I wanted to wrench the wretched thing from my hat and stomp it into the mud. “The reason for this silly feather is that . . .” Is that what? What reason could I give him? That wasn’t the truth?

“No need to explain.”

“It’s not—I mean—”

“Love makes fools of us all.”

“Why should you be so interested in my thoughts of Hannah?”

“Hannah?” He shook some raindrops from his cloak. “So things are progressing quickly, then?”

“Miss Sunderland.” And curse her for insisting that I use her Christian name. She wasn’t a Christian. She was a devil in disguise. “And she’s not . . . I’m not . . .”

He punched me in my arm. The missing one. “Forgive me. I take such interest in others’ affairs because I have so little interest in my own. All that awaits me in England is a pile of lovely money. And very little charm. She’s quite delightful really. And very frank.”

“Who? Your heiress?”

“No. Miss Sunderland. Your beloved Hannah.”

“She is not my Hannah.”

As we came abreast of the market, he took himself off with a wink.

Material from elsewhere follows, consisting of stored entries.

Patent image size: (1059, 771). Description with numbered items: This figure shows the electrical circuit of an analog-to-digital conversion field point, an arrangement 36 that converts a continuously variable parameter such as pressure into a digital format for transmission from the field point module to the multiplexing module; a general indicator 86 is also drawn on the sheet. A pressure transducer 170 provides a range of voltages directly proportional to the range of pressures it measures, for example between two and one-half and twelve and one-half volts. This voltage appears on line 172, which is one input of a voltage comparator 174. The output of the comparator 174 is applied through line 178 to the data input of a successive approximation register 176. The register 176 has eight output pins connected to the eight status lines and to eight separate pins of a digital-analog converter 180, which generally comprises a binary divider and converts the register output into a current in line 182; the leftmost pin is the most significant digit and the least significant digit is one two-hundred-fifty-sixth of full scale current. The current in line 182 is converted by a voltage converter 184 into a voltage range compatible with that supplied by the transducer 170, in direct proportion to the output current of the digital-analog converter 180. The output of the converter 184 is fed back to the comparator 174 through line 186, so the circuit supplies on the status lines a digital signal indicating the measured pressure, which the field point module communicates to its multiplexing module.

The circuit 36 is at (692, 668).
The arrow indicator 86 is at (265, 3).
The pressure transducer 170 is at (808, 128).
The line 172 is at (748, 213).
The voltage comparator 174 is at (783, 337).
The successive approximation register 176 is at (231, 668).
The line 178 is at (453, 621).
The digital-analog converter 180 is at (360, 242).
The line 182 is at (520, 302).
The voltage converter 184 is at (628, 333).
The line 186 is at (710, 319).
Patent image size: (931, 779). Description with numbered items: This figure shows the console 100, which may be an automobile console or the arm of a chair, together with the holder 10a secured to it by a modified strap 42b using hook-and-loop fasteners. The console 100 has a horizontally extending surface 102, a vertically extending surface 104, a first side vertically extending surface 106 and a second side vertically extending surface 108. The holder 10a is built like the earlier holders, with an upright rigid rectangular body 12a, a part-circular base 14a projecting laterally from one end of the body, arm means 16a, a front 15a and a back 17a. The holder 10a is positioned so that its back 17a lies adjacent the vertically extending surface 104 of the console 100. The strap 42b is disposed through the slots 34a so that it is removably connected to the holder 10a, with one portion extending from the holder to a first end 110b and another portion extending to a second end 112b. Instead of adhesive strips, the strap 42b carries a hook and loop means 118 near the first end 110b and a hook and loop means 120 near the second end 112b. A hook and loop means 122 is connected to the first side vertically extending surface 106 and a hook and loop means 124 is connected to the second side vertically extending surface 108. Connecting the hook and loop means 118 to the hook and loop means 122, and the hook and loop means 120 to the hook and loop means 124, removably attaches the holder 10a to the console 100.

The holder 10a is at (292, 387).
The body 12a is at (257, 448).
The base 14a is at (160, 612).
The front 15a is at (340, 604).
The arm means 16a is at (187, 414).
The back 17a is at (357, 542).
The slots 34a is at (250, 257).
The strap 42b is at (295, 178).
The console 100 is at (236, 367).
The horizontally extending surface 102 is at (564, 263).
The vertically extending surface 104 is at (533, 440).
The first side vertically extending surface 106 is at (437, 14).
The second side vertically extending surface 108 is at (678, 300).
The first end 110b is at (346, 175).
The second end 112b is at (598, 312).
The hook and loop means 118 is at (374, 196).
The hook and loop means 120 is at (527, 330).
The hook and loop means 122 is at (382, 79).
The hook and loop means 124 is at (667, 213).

She was not my beloved anything. A nuisance was what she was. But if she explained the presence of this ridiculous feather, then I suppose she’d made herself useful. For a change.

I began to scan the brick-buttressed market booths at Fifth Street. If market it could be called. Last spring there had been vendors here by the dozens. Now, at this time of day, the market was nearly deserted. I could hear the echoes of my own shoes striking the cobbles. I counted only seven booths occupied. And it felt as if each one of those vendors was watching me.

I made a point of looking over all of the wares. In truth, there was no way around it. I had to go to each booth in order to find the blue cart. One of the vendors had three meager-looking parsnips for sale. Another had a slim wedge of cheese. A third had brought a small sack of flour. And finally there was the egg-girl with her blue cart.

She wasn’t a girl really, more of a haggard, careworn woman. But the tailor had always been rather over-romantic in his sentiments. There were four baskets of eggs sitting in her cart. Apparently those were all she had to offer, but they were quite a bit more than most Philadelphians were used to seeing these days.

Her cap was trimmed with a scarlet ribbon. She seemed to be . . . waiting. For something. For me. “How much?”

“Ten shillings the egg. Coin. Not paper.”

Then it was a good thing I kept my own clutch of hens. They were down in the cellar so no one could steal them from me.